Member of the Chamber of Deputies of Mexico
- In office 29 August 2024 – 9 December 2024
- Parliamentary group: PVEM
- Constituency: 18th district of Veracruz

Municipal president of Zongolica, Veracruz
- In office 1 January 2022 – 28 February 2024

Personal details
- Born: 9 March 1979 Zongolica, Veracruz, Mexico
- Died: 9 December 2024 (aged 45) Orizaba, Veracruz, Mexico
- Cause of death: Assassination
- Education: Universidad Veracruzana
- Occupation: Engineer, politician

= Benito Aguas Atlahua =

Mexican politician (1979–2024)

Benito Aguas Atlahua (9 March 1979 – 9 December 2024) was a Mexican politician from the Ecologist Green Party (PVEM). He was elected the municipal president of Zongolica, Veracruz, in 2021. In the 2024 general election, he was elected to the Chamber of Deputies for Veracruz's 18th electoral district, where he served from 1 September 2024 until his assassination three months later.

==Early life and education==
Aguas Atlahua was born in Zongolica, Veracruz, on 9 March 1979. He graduated as a quality-control engineer from the Universidad Veracruzana (UV) in 2002.

==Political career==
In the 2017 Veracruz state elections he was the PVEM's candidate for municipal president of Zongolica. He came in second place with 6,533 votes, behind the 8,319 received by Juan Carlos Mezhua Campos of the PAN–PRD coalition. (Note: Mezhua Campos was murdered in Zongolica on 23 November 2025.)

He ran again for municipal president of Zongolica in the 2021 state elections, this time for the Juntos Hacemos Historia coalition (Morena–PVEM–PT). He won the election and took office on 1 January 2022 for a four-year term ending on 31 December 2025. On 28 February 2024, however, the Congress of Veracruz granted him a leave of absence from his position to stand for the Congress of the Union as the Sigamos Haciendo Historia coalition's candidate in Veracruz's 18th district. (Note: Veracruz's 18th is classified by the National Electoral Institute (INE) as an indigenous district, and Aguas Atlahua was a speaker of the Nahuatl language and self-identified as Indigenous.)

Aguas Atlahua was subsequently elected to the Chamber of Deputies in the 2024 federal election, receiving 59% of the vote against the 28.5% received by Erika Neri Medina of the Fuerza y Corazón por México coalition (PAN–PRI–PRD).
Following the convening of the 66th Congress on 1 September, he served on the lower house's committees for infrastructure, migratory affairs, and Indigenous and Afro-Mexican peoples.

==Death==
On 9 December 2024, while eating lunch with his siblings in the town of Tepenacaxtla, municipality of Zongolica, Aguas Atlahua was shot at by an individual on a motorcycle. Seriously injured, he was taken to a hospital in the municipal seat and then to another in the city of Orizaba, where he died the same day as a result of his wounds. A second person, a friend of the politician, was also killed in the attack. Aguas Atlahua, aged 45, was survived by his widow and three children.

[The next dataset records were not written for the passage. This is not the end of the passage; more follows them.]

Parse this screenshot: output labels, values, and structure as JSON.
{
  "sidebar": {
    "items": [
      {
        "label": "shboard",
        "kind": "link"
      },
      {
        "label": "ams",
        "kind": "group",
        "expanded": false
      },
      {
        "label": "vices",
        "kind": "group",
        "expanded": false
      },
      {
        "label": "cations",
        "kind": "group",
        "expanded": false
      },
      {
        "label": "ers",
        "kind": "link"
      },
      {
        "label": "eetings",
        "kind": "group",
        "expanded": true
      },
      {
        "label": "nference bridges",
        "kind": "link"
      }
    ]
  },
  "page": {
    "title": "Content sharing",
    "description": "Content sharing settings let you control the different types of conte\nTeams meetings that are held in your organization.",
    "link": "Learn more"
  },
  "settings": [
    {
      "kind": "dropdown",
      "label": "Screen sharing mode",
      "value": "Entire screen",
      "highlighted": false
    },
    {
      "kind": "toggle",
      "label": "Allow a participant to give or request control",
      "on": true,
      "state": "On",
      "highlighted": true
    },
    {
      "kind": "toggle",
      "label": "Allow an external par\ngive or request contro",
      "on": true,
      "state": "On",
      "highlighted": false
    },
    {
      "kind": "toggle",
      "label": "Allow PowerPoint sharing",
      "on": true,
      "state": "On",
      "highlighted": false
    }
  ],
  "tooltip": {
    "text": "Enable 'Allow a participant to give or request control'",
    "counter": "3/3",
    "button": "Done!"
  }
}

Members of the Chamber of Deputies expressed their outrage at the killing and observed a minute's silence in memory of their colleague.
President Claudia Sheinbaum condemned the attack and offered the governor of Veracruz, Rocío Nahle, the support of the federal Secretariat of Security and Civilian Protection in investigating the crime.

Aguas Atlahua's seat in Congress was taken up by his alternate, Jonathan Puertos Chimalhua, on 11 December 2024.

An arrest was made in the case in June 2025.